Home » Uncategorized

Probabilistic Pentesting

Pentesting tools like Metasploit, Burp, ExploitPack, BeEF, etc. are used by security practitioners to identify possible vulnerability points and to assess compliance with security policies. Pentesting tools come with a library of known exploits that have to be configured or customized for your particular environment.  This configuration typically takes the form of a DSL or a set of fairly complex UIs to configure individual attacks.  

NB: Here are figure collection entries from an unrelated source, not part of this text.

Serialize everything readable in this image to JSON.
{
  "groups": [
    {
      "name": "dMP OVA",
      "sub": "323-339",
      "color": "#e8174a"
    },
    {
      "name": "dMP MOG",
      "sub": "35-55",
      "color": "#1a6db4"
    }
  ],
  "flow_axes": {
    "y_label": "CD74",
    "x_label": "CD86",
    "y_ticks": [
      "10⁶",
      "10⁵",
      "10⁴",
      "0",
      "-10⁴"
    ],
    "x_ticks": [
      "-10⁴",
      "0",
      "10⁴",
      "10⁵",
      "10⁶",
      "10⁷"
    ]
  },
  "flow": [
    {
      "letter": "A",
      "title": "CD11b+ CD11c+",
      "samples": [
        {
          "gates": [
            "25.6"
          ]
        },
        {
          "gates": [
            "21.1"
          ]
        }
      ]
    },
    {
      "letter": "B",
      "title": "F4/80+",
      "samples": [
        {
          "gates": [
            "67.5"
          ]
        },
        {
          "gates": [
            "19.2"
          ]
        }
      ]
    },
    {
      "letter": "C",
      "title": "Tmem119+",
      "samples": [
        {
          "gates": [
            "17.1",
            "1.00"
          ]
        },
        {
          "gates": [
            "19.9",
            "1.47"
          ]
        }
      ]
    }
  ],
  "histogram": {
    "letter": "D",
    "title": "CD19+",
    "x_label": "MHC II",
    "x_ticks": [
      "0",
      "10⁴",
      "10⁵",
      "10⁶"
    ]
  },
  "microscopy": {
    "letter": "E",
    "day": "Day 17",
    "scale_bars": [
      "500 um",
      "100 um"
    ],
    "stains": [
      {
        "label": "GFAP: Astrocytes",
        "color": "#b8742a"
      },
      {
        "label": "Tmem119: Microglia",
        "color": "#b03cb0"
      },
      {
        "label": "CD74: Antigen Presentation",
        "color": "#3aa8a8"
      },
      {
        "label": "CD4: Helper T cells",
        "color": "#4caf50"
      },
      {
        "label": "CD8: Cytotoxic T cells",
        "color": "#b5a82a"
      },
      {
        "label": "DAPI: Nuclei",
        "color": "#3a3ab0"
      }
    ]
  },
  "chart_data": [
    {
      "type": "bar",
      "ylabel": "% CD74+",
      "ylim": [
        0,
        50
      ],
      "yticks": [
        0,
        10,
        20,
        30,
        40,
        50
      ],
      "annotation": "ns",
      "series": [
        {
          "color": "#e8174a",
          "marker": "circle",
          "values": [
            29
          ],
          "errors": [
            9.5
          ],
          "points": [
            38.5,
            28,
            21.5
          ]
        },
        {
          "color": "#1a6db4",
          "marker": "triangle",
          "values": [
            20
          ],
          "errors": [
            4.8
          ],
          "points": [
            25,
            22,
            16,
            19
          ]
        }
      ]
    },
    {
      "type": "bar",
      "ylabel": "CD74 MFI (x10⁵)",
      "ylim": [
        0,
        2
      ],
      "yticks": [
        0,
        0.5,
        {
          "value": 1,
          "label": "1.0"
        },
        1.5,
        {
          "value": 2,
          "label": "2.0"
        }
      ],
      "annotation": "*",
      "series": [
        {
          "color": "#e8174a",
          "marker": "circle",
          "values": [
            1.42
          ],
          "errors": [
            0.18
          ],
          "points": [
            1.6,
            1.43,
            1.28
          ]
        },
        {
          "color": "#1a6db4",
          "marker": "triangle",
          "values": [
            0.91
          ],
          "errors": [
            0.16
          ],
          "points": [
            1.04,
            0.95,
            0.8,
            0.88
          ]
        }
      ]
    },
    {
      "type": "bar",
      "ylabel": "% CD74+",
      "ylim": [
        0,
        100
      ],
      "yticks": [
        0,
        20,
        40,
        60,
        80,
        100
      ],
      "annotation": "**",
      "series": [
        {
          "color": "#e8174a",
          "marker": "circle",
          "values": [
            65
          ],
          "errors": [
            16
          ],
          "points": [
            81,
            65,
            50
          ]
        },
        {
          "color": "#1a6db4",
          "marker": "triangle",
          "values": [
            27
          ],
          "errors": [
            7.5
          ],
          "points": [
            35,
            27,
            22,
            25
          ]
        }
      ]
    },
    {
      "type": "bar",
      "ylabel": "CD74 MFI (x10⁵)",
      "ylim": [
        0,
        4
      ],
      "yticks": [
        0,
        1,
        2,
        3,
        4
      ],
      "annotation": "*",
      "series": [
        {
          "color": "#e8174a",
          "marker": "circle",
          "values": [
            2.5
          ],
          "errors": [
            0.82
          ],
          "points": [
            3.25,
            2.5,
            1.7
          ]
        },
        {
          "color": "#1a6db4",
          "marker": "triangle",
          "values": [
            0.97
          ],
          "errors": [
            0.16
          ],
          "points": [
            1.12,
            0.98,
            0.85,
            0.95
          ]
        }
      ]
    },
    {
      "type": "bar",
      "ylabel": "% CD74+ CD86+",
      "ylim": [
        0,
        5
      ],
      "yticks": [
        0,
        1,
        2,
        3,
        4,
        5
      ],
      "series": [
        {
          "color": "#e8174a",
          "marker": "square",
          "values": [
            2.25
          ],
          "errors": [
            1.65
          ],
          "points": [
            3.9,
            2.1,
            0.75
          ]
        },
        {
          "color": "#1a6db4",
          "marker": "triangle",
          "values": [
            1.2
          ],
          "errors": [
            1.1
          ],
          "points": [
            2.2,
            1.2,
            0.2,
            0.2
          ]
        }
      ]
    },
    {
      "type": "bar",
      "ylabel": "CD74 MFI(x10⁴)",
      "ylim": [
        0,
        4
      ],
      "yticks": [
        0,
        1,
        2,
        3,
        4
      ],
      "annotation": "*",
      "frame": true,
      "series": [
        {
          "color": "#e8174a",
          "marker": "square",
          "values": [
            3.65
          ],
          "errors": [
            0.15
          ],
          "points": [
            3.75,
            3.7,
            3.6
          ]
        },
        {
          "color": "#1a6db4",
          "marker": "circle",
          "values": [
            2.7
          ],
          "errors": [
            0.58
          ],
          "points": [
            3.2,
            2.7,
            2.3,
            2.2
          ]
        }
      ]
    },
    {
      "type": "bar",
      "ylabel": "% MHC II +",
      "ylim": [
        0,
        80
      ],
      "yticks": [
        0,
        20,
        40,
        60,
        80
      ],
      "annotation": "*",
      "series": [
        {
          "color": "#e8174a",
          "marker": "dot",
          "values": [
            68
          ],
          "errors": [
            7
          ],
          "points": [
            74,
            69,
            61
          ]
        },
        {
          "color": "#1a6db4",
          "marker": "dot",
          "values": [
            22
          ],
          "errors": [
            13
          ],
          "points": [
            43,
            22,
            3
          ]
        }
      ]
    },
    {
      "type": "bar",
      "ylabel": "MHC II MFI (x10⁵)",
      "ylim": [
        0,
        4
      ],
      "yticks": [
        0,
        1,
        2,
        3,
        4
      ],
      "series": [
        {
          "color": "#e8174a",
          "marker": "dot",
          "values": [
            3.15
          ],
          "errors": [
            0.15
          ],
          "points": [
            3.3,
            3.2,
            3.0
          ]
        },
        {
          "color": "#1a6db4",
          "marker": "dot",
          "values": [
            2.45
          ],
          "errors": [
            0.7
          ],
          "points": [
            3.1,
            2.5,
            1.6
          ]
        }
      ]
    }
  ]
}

Conventionally the workflow of pentesting is comprised of the following fixed steps (Sarraute):

  • perform a network discovery to obtain a list of all the reachable hosts
  • port scan all the known hosts
  • perform OS detection
  • launch matching exploits against the potentially vulnerable machines

There are two major shortcomings with this approach (1) scanning doesn’t yield perfect knowledge (2) scanning generates significant network traffic and can run for a very long time on a large network (Sarraute).

It is perhaps due to these shortcomings (and maybe 0day exploits) that “most testing tools, provide no guarantee of soundness. Indeed, in the last few years, several reports have shown that state-of-the-art web application scanners fail to detect a significant number of vulnerabilities in test applications” (Doupé).

Often when deterministic approaches prove to be brittle and inefficient, we look to probabilistic methods to do better.   

Sarraute, Buffet and Hoffmann and have explored the application of partially observable Markov decision processes (POMDP) to this domain. They demonstrate that POMDP can increase the efficiency of the pentesting process by making probabilistic assumptions that (when true) can successfully find exploits without following the conventional workflow.  

Our own research is taking it further and applying reinforcement learning and deepnets to this domain.

Figure 2: Left: reinforcement learning problem. Right: Markov decision process. Source: Tambet Matiisen, Nervana Systems 

Figure 2: Left: reinforcement learning problem. Right: Markov decision process. Source: Tambet Matiisen, Nervana Systems 

We are also working on novel ways to collect the massive datasets necessary to train these algorithms. Here we should acknowledge the tireless dedication of hackers, particularly in Russia and China.

The application of probabilistic methods are long overdue in the field of information security. Although research in this area has been extremely limited, initial experiments appear promising. 


Doupé, Adam, Marco Cova, and Giovanni Vigna. Why Johnny can’t pentest: An analysis of black-box web vulnerabilit…. International Conference on Detection of Intrusions and Malware, and Vulnerability Assessment. Springer Berlin Heidelberg, 2010.

Sarraute, Carlos, Olivier Buffet, and Jörg Hoffmann. Penetration Testing== POMDP Solving? arXiv preprint arXiv:1306.4714 (2013).